Abstract—There are many applications for the detection of anomalies; in this paper we propose a new method for the detection of abnormalities in crowded scenes. In our method, we present a hand technique for temporal tracking of different people during movement in a video sequence, using the technique of Gaussian mixture model (GMM). This method is based on the blob detector analyzing foreground functioning of cells based on which is created a statistical modelling of the individual item. The Gaussian mixture model (GMM) is used as a position vector to extract different motion characteristics. In addition to detecting the abnormal behavior of the crowd we propose a new simple method. We use the differential method of Lucas and Kanade to estimate abnormal events observed in a surveillance video. It presents an algorithm to accelerate the process of abnormal motion detection based on a local adjustment of the velocity field by calculating the light intensity between two images to detect the abnormal movement.

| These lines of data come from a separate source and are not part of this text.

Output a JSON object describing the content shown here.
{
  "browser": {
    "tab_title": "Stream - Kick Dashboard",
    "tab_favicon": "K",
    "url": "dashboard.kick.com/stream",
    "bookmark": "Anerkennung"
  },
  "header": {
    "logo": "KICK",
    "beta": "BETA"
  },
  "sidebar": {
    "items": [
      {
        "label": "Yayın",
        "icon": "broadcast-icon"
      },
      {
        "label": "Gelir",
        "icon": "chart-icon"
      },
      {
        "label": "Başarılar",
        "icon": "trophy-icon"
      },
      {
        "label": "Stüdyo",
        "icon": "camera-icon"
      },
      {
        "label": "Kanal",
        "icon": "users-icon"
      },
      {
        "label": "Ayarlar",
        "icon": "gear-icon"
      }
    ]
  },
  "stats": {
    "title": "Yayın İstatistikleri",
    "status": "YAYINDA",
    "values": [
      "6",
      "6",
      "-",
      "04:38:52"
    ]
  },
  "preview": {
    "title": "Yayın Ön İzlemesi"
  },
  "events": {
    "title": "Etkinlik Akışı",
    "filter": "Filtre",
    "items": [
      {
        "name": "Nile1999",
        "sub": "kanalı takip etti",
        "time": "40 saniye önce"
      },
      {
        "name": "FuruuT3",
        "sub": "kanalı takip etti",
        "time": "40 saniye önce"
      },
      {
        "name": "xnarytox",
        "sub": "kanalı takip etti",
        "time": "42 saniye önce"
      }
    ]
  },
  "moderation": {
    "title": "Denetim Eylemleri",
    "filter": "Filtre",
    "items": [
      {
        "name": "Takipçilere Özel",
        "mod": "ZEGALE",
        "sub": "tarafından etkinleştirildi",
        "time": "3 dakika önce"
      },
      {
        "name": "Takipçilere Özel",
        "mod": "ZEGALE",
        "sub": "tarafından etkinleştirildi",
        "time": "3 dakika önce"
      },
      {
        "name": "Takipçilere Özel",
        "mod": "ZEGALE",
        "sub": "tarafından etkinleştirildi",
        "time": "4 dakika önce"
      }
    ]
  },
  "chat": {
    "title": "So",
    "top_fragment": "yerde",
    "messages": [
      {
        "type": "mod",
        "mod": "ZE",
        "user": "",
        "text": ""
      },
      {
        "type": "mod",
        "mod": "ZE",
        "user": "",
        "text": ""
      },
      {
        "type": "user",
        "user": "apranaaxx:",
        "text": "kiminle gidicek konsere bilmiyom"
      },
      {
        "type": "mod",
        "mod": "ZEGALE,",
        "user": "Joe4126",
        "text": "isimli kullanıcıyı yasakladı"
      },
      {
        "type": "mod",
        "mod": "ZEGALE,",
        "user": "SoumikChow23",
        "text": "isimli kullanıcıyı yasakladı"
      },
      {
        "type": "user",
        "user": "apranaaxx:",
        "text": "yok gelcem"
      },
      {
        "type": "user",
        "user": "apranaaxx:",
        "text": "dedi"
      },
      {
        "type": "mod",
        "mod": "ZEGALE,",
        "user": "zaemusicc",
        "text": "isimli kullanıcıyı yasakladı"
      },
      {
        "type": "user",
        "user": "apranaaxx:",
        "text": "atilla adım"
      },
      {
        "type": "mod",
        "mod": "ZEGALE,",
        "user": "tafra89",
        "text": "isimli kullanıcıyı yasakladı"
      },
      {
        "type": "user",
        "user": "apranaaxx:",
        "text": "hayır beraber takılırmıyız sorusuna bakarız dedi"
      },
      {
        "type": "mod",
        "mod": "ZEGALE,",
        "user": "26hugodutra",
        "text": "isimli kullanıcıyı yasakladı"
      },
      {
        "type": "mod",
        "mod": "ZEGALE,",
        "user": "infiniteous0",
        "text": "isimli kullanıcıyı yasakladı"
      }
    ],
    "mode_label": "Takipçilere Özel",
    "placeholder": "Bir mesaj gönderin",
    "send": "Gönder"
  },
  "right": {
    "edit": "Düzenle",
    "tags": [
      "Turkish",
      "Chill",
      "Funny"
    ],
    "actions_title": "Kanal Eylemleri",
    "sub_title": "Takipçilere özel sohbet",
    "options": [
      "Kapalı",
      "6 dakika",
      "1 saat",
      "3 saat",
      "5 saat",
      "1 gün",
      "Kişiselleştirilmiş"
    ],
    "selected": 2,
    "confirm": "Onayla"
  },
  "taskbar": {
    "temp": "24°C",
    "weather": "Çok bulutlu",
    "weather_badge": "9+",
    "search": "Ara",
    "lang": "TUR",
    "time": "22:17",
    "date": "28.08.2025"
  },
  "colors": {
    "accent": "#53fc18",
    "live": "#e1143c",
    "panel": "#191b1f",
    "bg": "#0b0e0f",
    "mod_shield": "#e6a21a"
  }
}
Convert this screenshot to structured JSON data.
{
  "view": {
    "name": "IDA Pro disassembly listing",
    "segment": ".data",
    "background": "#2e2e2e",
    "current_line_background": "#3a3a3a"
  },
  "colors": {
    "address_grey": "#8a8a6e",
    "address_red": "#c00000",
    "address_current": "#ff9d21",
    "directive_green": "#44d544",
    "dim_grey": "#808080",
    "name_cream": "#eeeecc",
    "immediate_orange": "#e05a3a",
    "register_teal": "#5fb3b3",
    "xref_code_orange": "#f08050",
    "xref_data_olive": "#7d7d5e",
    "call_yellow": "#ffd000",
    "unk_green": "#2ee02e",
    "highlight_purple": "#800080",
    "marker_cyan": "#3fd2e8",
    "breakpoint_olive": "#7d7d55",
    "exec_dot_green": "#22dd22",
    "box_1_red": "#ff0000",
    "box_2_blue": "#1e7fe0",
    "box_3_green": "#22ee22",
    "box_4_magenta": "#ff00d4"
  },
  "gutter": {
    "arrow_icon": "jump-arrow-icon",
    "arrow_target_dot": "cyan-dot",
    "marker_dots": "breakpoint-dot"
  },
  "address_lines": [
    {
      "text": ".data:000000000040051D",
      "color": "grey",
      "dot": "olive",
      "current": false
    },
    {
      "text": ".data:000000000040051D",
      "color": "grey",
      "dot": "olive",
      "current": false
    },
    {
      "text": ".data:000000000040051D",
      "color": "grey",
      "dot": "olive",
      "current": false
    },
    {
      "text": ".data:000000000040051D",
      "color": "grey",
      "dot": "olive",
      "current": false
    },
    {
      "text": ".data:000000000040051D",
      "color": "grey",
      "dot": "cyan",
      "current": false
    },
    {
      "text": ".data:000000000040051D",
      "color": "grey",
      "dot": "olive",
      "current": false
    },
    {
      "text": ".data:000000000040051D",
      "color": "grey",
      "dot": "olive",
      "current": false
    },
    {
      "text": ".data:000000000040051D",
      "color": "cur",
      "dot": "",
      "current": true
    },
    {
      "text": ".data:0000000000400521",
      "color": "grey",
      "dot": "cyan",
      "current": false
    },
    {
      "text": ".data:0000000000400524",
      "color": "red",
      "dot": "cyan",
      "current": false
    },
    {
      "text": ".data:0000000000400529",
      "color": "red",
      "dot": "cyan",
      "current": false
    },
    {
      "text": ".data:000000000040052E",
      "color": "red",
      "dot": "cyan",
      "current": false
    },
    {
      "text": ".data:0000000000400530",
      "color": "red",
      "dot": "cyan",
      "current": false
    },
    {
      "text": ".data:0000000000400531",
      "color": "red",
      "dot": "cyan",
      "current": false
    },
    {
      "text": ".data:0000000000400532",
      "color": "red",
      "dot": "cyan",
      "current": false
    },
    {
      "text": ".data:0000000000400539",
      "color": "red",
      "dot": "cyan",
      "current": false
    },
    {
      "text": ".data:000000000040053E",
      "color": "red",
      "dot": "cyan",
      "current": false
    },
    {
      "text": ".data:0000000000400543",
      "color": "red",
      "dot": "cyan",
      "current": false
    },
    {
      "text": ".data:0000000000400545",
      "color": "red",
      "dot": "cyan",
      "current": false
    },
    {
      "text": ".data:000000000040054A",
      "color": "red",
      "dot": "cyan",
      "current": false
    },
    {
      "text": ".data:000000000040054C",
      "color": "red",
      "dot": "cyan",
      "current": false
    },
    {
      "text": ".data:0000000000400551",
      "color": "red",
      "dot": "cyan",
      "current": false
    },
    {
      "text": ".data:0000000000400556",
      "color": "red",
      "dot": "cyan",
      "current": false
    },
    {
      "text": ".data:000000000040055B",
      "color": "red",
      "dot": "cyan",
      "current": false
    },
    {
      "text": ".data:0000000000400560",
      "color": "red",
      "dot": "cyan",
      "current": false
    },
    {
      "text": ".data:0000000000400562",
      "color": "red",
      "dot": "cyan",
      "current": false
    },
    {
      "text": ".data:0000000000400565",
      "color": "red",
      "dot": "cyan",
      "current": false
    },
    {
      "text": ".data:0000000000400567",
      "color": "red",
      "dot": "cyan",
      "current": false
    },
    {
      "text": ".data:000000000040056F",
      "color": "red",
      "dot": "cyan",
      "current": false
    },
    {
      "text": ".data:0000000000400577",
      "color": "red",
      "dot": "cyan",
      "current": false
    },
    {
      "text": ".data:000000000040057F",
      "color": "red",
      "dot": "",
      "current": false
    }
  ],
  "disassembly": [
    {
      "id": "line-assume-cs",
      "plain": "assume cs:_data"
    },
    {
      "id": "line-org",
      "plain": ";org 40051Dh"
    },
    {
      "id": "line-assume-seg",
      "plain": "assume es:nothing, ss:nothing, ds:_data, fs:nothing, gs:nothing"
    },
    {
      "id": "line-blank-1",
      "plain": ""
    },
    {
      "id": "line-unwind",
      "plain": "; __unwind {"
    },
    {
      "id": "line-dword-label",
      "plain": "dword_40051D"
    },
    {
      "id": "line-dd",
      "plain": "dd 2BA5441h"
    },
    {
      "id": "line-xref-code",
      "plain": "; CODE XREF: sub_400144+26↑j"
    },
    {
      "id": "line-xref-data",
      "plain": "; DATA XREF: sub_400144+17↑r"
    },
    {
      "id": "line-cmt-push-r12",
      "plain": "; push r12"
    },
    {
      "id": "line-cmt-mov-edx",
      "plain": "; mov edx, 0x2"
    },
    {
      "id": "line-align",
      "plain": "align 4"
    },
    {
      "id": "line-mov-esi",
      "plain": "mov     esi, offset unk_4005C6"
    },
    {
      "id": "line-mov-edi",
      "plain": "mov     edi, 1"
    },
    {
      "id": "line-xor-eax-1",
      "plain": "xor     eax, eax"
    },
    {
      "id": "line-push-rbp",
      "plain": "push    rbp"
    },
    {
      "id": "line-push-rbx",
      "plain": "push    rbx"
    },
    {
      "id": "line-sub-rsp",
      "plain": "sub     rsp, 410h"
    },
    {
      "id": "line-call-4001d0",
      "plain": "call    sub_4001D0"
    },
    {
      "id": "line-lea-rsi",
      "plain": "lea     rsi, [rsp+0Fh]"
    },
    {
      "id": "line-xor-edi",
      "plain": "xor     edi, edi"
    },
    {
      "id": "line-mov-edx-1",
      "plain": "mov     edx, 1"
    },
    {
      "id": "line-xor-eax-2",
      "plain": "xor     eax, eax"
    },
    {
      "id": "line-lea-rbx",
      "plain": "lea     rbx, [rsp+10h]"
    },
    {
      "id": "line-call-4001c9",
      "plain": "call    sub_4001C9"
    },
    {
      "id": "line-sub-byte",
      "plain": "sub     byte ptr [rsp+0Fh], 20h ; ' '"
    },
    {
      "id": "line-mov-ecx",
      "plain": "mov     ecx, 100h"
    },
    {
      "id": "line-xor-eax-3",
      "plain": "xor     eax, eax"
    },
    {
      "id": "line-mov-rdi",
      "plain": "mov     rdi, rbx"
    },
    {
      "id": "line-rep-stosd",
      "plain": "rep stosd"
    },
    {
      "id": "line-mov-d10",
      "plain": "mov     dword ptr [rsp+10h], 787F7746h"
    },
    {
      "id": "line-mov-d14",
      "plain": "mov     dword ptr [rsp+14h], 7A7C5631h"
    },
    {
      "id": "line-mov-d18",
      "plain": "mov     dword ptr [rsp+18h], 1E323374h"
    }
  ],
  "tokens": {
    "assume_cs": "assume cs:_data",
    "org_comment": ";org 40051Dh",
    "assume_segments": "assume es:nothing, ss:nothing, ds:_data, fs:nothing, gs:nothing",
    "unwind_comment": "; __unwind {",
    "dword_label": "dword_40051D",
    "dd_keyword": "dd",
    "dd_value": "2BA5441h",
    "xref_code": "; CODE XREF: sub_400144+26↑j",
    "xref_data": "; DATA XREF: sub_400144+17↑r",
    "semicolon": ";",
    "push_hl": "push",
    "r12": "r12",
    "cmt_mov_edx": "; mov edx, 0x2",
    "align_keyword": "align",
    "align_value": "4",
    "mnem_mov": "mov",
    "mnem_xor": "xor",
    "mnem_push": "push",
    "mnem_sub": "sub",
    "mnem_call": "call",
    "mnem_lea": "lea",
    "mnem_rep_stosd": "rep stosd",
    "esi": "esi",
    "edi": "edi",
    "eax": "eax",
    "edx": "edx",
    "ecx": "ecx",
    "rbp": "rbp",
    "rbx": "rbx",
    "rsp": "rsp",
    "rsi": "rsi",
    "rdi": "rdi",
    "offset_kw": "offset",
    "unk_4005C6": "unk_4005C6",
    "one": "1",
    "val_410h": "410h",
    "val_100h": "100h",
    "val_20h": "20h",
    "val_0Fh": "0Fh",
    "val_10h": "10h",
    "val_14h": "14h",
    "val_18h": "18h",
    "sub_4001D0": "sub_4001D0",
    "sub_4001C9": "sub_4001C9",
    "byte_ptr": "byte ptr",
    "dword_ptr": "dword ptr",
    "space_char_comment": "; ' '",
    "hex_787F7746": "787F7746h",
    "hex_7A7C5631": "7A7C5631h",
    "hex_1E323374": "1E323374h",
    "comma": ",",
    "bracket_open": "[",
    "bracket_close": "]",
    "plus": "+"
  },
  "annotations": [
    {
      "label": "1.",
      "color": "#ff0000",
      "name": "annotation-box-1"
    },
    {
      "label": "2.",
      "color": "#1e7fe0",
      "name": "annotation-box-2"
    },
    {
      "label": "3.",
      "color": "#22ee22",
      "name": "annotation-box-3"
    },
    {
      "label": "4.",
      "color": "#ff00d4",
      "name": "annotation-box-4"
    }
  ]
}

Index Terms—Anomaly detection, crowd analysis, Gaussian mixture model, pyramids of Lucas and Kanade, video surveillance.
G. Mariem is with Higher Institute of Computer Science and Multimedia of Gabes (ISIMG), Gabes, Tunisia (e-mail: mariem21gnouma@gmail.com.
E. Ridha and Z. Mourad are with Research Groups on Intelligent Machines (REGIM), University of Sfax National Engineering School of Sfax (ENIS), Tunisia (e-mail: ridha_ejbali@ieee.org, mourad.zaied@ieee.org).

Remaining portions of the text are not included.